Saturday, 16 February 2019

How not to be a thief

Two lads were sort-of playing football. In a lazy, sporadic, hot-afternoon kind of way. They were on the village sports field, which is concrete but flat as a billiard table, smartly painted dark green and with white and yellow lines in all the right places.

One of the two players remained sitting on the ground with his back to a wall while the other stood a couple of metres away, kicking the ball gently towards his friend who then threw it back to him. The more energetic of the two was the lad sitting down, who would sometimes throw a bouncer, making the ball leap into the air just in front of his opponent’s foot.

The most interesting aspect of this uninspiring performance was that the ball they were using was a baby aguacate, an avocado.

Did you know that immature, freshly fallen avocados will bounce? I didn’t. It’s not something you’d want to test in normal circumstances. They do though, they bounce very well, almost as well as those brightly coloured little bouncy balls dispensed by machines in bars and cafes.

The avocado footballers were attending, like us, a village fiesta in honour of one of our saints (there are two). The religious celebration had taken place on the previous evening - a short mass in the chapel followed by a procession around the village - so today’s event was pure pleasure, with music from two of the island’s many traditional folk groups supported by a kiosk selling beer, wine and soft drinks and the prospect of a communal paella later in the afternoon.

However, this was the month of July and the sun was strong. The town council had provided a marquee with folding chairs for those who wished to listen to the music, but it was amplified as always to jumbo-jet volume so many of us simply cowered around the periphery in whatever shade we could find. Our two footballers continued playing but taking things nice and slowly.

Watching them, it occurred to me (not for the first time, not for the first time at all) how extraordinarily unbalanced is this world we live in. I’d recently read that New Zealanders had developed a huge appetite for avocados which local farmers were scarcely able to satisfy, leading to the entirely new crime of avocado theft. Organised gangs were creeping among the avocado trees at night to denude them of their fruit. Farmers faced seasonal ruin.

Here in La Gomera avocados grow so prolifically, on trees that grow so tall and broad, that the fruits can quite literally fall on your head. Many get squashed by passing vehicles.

So too do the oranges and the mangos in their seasons. But please be aware, reader, that a fallen fruit still belongs to somebody, no matter what the law may say about it. I know of a foreigner, a permanent resident on the island, who took to picking up fallen avocados and carrying them home in a plastic bag. He was seen the first time he did this, of course - there is always someone who will see anything you do - and he was at once labelled as a thief. In a society where honesty and trust are taken for granted and very rarely abused, such a label is with you for life. Anything you do thereafter, no matter how innocent, will be viewed with suspicion - what’s he up to?

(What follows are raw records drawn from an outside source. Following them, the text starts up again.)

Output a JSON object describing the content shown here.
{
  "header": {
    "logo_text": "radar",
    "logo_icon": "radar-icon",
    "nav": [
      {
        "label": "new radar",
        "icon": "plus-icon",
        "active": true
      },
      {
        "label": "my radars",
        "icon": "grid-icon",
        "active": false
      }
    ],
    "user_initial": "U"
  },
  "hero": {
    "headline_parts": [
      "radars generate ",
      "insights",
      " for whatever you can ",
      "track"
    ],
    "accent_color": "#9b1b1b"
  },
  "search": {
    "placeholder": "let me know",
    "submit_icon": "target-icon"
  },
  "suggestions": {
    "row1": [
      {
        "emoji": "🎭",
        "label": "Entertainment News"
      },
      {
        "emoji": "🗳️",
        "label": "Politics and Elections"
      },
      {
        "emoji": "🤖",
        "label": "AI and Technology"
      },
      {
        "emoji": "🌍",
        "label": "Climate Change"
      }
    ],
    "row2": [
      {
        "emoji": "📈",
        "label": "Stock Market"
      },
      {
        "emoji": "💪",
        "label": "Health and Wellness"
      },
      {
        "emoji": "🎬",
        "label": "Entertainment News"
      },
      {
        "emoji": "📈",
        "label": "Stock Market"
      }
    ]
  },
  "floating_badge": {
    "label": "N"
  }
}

You can pick up a fallen avocado if invited by the owner, naturally. And if you meet a neighbour walking back from their farm with a bucketful of avocados, oranges or mangos, you will be given an armful of them with no option for refusal.

You could also, I guess, play football with a fallen avocado without penalty, because football is second only to religion as a respected activity. Be careful, however, not to do what young Rubén did at our fiesta. When the two footballers lost control of their baby avocado, Rubén intercepted it, attempted a nifty return but trod on it instead. He walked away looking a bit crestfallen and trying to shake guacamole from his foot.


Notes for the serious student
Know your avocados! They are on sale all year round in the local shops and markets, but several varieties grow on the island itself and they appear at different times. First up are the ubiquitous pear-shaped kind with a slightly rough green skin, the sort you expect to get in your avocado-with-prawns starter anywhere in England.

They’re fine, but better still are the rounder kind that ripen later, with knobbly skin ranging in colour from dark green to black. The skin is tough and thick but the flesh is full of flavour. They’re my favourites.

Finally come the smooth-skinned variety, much like an overgrown pear in shape and colouring, and they can be huge. They’re perfectly edible but bland and watery.

Mangos too come in various guises. The first to ripen, typically around June or July, are the size of a plum, yellow in colour and with a darkish yellow flesh. They are delicious but extremely fibrous and will have you picking your teeth for hours. I suspect these are the closest to the wild fruit.

The later ones are called mangas rather than mangos in the Canary Islands, but they’re just various cultivars of mango. Ranging in size from hen’s egg to ostrich’s and in colour from green to red or purple, they are milder in flavour than the fibrous mangos but equally delicious if you catch them at the right moment.

A practical tip for dealing with mangos: to get at the flesh, take a sharp knife and slice the mango on either side of its flattish central stone, which you can find by looking for a slight hump in the roundness of the fruit. Then scoop the flesh from your slices with a teaspoon. You’ll get covered in mango whatever you do, but this is the least messy method.